BACKGROUND: Bai-Hu-Tang (BHT), a Chinese herbal decoction used as an antipyretic agent, results from the combination of Anemarrhena asphodeloides Bunge, Glycyrrhizae, Japonica rice, and Gypsum. In our previous study, we identified nanoaggregates in BHT. However, the present study aimed to analyze and elucidate the mechanism of nanoaggregate formation and to investigate its antipyretic effect. METHODS: A BHT decoction extract was split into 15 groups, and in each group, the extract was further separated into two solutions: Nano-phase and Decoction.
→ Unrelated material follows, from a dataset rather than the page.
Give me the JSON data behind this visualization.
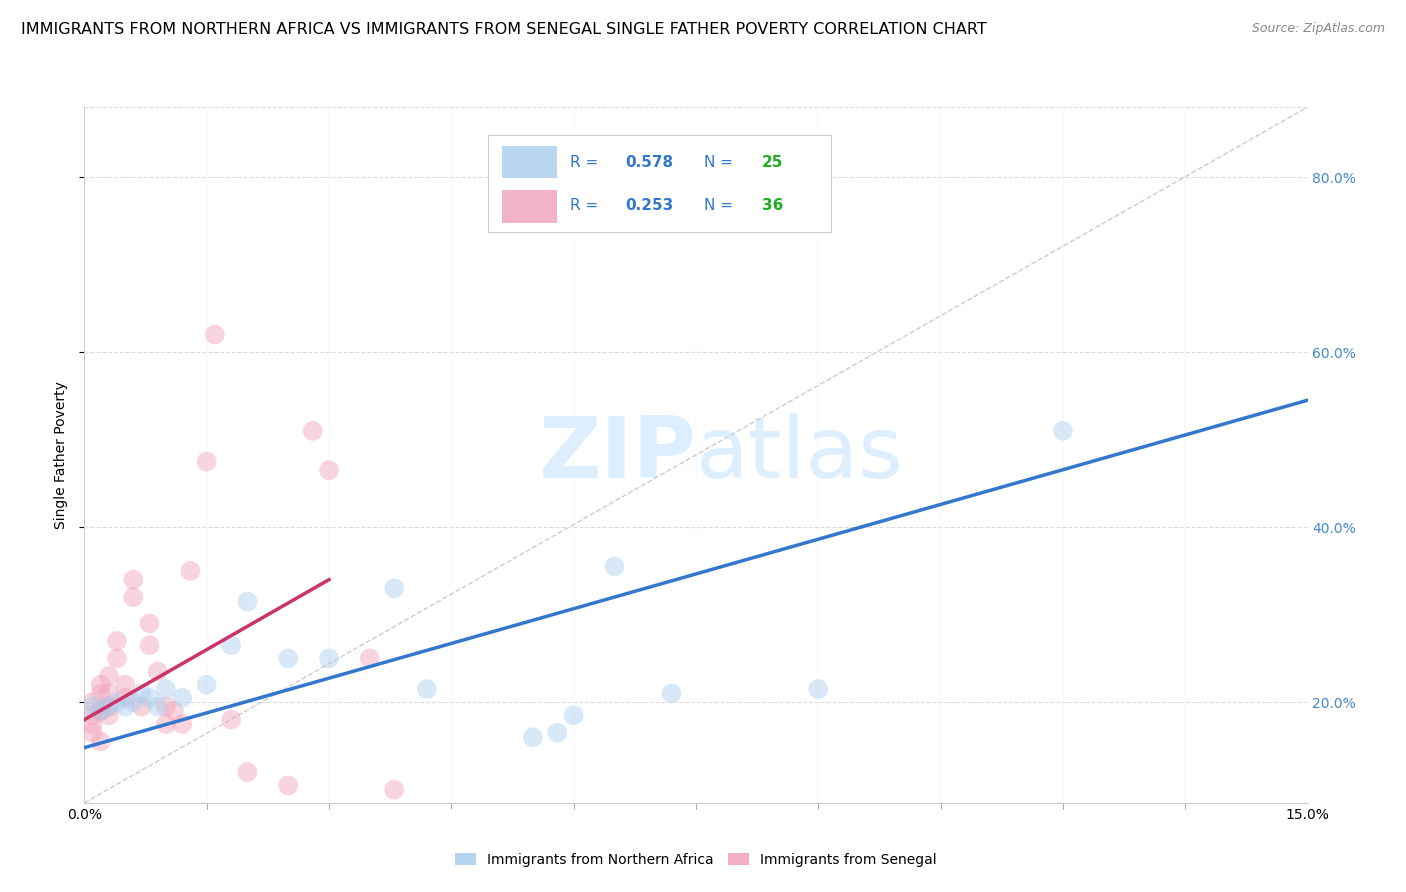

The physicochemical properties of these solutions, such as particle size, salinity, conductivity, and surface tension were investigated, and analyzed the 15 groups of by transmission electron microscopy (TEM) and fingerprint chromatography. Furthermore, the antipyretic effect of nanoaggregates was evaluated through enzyme-linked immunosorbent assays, HE staining, Western Blot, and Real-time PCR. RESULTS: In the 15 groups, the salinity and conductivity results showed a promoting and stabilizing effect towards the Nano-phase formation. Analysis of the surface tension indicated good solubilization of Radix Glycyrrhizae. The TEM analysis of the BHT separated extracts revealed that only in the presence of Japonica rice the Nano-phase is formed. Sixteen common peaks were identified in the BHT fingerprint chromatogram, and the main chemical components were Neomangiferin, Mangiferin, Liquiritin, and Ammonium glycyrrhizinate. Furthermore, BHT and nanoaggregates from Bai-Hu-Tang (N-BHT) groups did not differ in the main chemical components. Additionally, the N-BHT group had the same antipyretic effect compared with the BHT group. However, the pathological analysis indicated that treatment with N-BHT could ameliorate the lung damage in the rat. At the same time, N-BHT group inhibited expression of several proteins, specifically IL-1β, TRPV4, NF-κB, and TNF-α, which agreed with the Real-time PCR results. CONCLUSION: We identified the key factors that are involved in the nano-phase formation. Also, by Western blot and Real-time PCR methods, we investigated the N-BHT mechanism of antipyretic action. The discovery of the N-BHT formation would provide a new idea of studying traditional Chinese medicine decoction.